On gagne, on est hyper content… C’est dur de trouver les mots parce qu’on l’a tellement voulu, on a tellement rêvé de ce moment… on n’a pas de revanche à prendre sur rien mais c’était dur. Quand tu vois les Belges arriver, putain mais ils sont légers, et nous on a un truc lourd… ce n’est pas de notre faute, on essaye, on fait du mieux… mais c’était dur !

On a vécu une semaine de malade ; je n’ai jamais chialé autant, jamais eu autant de larmes, eu autant de douleur, j’ai jamais parlé autant aux êtres humains… ça n’a rien à voir avec le tennis ! »

La gestion des émotions est une étape fondamentale dans l’approche globale d’un événement à fort enjeu. Pour bien appréhender cette notion, il convient de prendre conscience des deux agitations qui résonnent en nous :

  • d’un côté, des émotions positives qui vont nous transcender, libérer nos énergies afin de performer et d’atteindre avec détermination et sérénité l’objectif fixé.
  • de l’autre, les émotions négatives qui nous empêchent de nous libérer, qui font ressurgir nos vieux démons de la crainte, des conséquences « en cas de », du doute, voire de la peur de vaincre.

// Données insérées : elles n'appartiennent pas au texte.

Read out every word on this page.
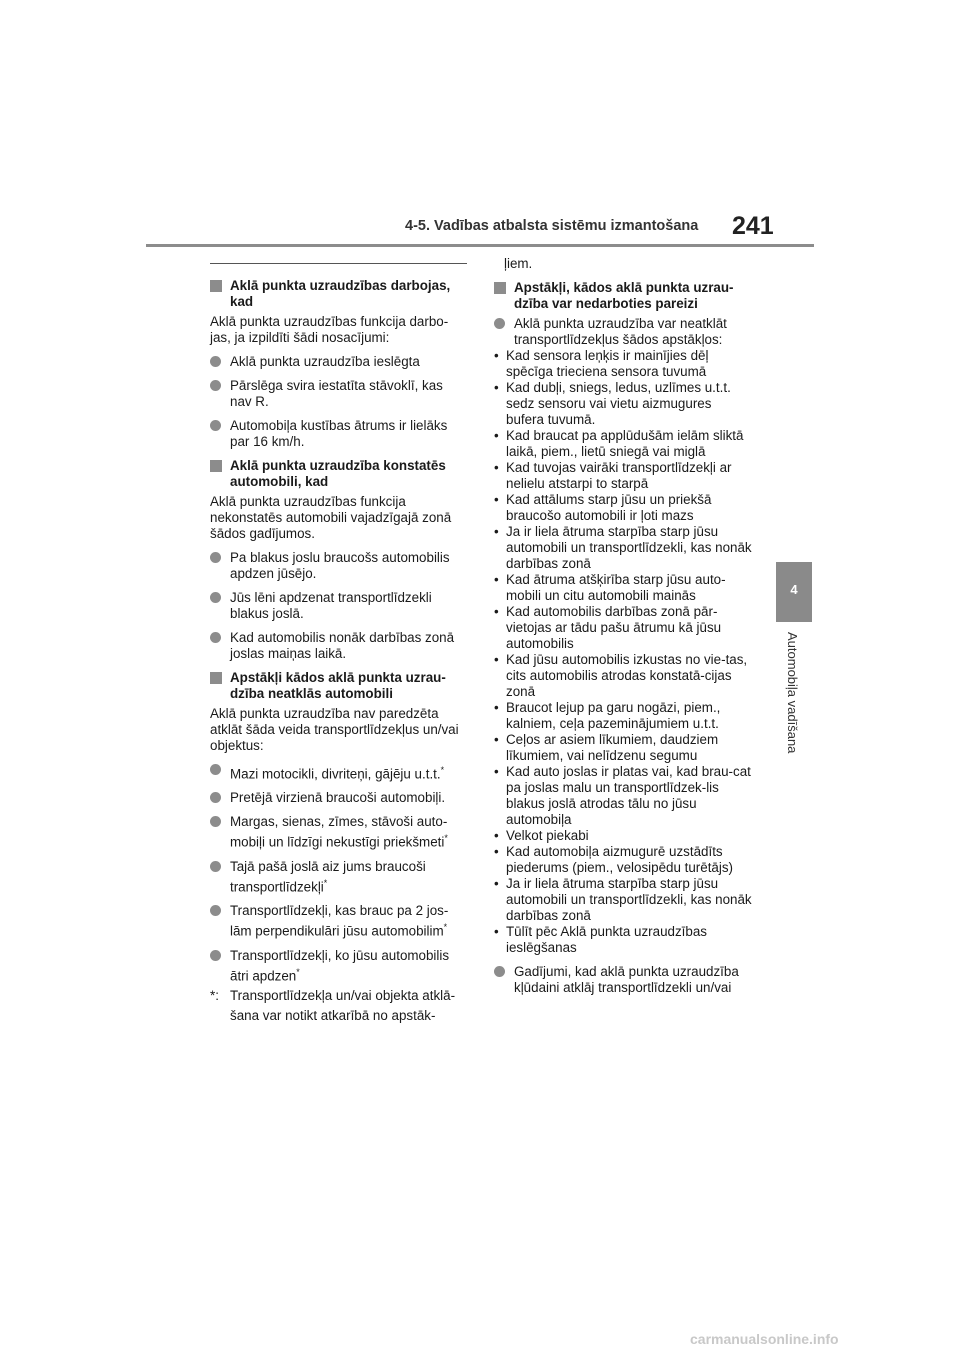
4-5. Vadības atbalsta sistēmu izmantošana 241
4
Automobiļa vadīšana
Aklā punkta uzraudzības darbojas, kad
Aklā punkta uzraudzības funkcija darbo-jas, ja izpildīti šādi nosacījumi:
Aklā punkta uzraudzība ieslēgta
Pārslēga svira iestatīta stāvoklī, kas nav R.
Automobiļa kustības ātrums ir lielāks par 16 km/h.
Aklā punkta uzraudzība konstatēs automobili, kad
Aklā punkta uzraudzības funkcija nekonstatēs automobili vajadzīgajā zonā šādos gadījumos.
Pa blakus joslu braucošs automobilis apdzen jūsējo.
Jūs lēni apdzenat transportlīdzekli blakus joslā.
Kad automobilis nonāk darbības zonā joslas maiņas laikā.
Apstākļi kādos aklā punkta uzrau-dzība neatklās automobili
Aklā punkta uzraudzība nav paredzēta atklāt šāda veida transportlīdzekļus un/vai objektus:
Mazi motocikli, divriteņi, gājēju u.t.t.*
Pretējā virzienā braucoši automobiļi.
Margas, sienas, zīmes, stāvoši auto-mobiļi un līdzīgi nekustīgi priekšmeti*
Tajā pašā joslā aiz jums braucoši transportlīdzekļi*
Transportlīdzekļi, kas brauc pa 2 jos-lām perpendikulāri jūsu automobilim*
Transportlīdzekļi, ko jūsu automobilis ātri apdzen*
*: Transportlīdzekļa un/vai objekta atklā-šana var notikt atkarībā no apstāk-
ļiem.
Apstākļi, kādos aklā punkta uzrau-dzība var nedarboties pareizi
Aklā punkta uzraudzība var neatklāt transportlīdzekļus šādos apstākļos:
• Kad sensora leņķis ir mainījies dēļ spēcīga trieciena sensora tuvumā
• Kad dubļi, sniegs, ledus, uzlīmes u.t.t. sedz sensoru vai vietu aizmugures bufera tuvumā.
• Kad braucat pa applūdušām ielām sliktā laikā, piem., lietū sniegā vai miglā
• Kad tuvojas vairāki transportlīdzekļi ar nelielu atstarpi to starpā
• Kad attālums starp jūsu un priekšā braucošo automobili ir ļoti mazs
• Ja ir liela ātruma starpība starp jūsu automobili un transportlīdzekli, kas nonāk darbības zonā
• Kad ātruma atšķirība starp jūsu auto-mobili un citu automobili mainās
• Kad automobilis darbības zonā pār-vietojas ar tādu pašu ātrumu kā jūsu automobilis
• Kad jūsu automobilis izkustas no vie-tas, cits automobilis atrodas konstatā-cijas zonā
• Braucot lejup pa garu nogāzi, piem., kalniem, ceļa pazeminājumiem u.t.t.
• Ceļos ar asiem līkumiem, daudziem līkumiem, vai nelīdzenu segumu
• Kad auto joslas ir platas vai, kad brau-cat pa joslas malu un transportlīdzek-lis blakus joslā atrodas tālu no jūsu automobiļa
• Velkot piekabi
• Kad automobiļa aizmugurē uzstādīts piederums (piem., velosipēdu turētājs)
• Ja ir liela ātruma starpība starp jūsu automobili un transportlīdzekli, kas nonāk darbības zonā
• Tūlīt pēc Aklā punkta uzraudzības ieslēgšanas
Gadījumi, kad aklā punkta uzraudzība kļūdaini atklāj transportlīdzekli un/vai
carmanualsonline.info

Afin de renforcer l’état émotionnel positif d’un joueur (ou d’un groupe), il convient de :

  • procéder à une phase de verbalisation structurée à travers le questionnement (écoute & reformulation) afin d’identifier ce qui coince, bloque, empêche de se libérer… nous entraine dans le doute ou au contraire renforce, galvanise et nous donne pleinement confiance en nos capacités,
  • élaborer une stratégie mentale adaptée à chacun et à l’ensemble du collectif afin de se centrer pleinement sur la tâche à accomplir et trouver les parades qui vont permettre de contrôler au mieux nos émotions négatives,
  • rester éveillé et vigilant pour maintenir un contexte favorable à l’expression des talents individuels et collectif qui mèneront au succès.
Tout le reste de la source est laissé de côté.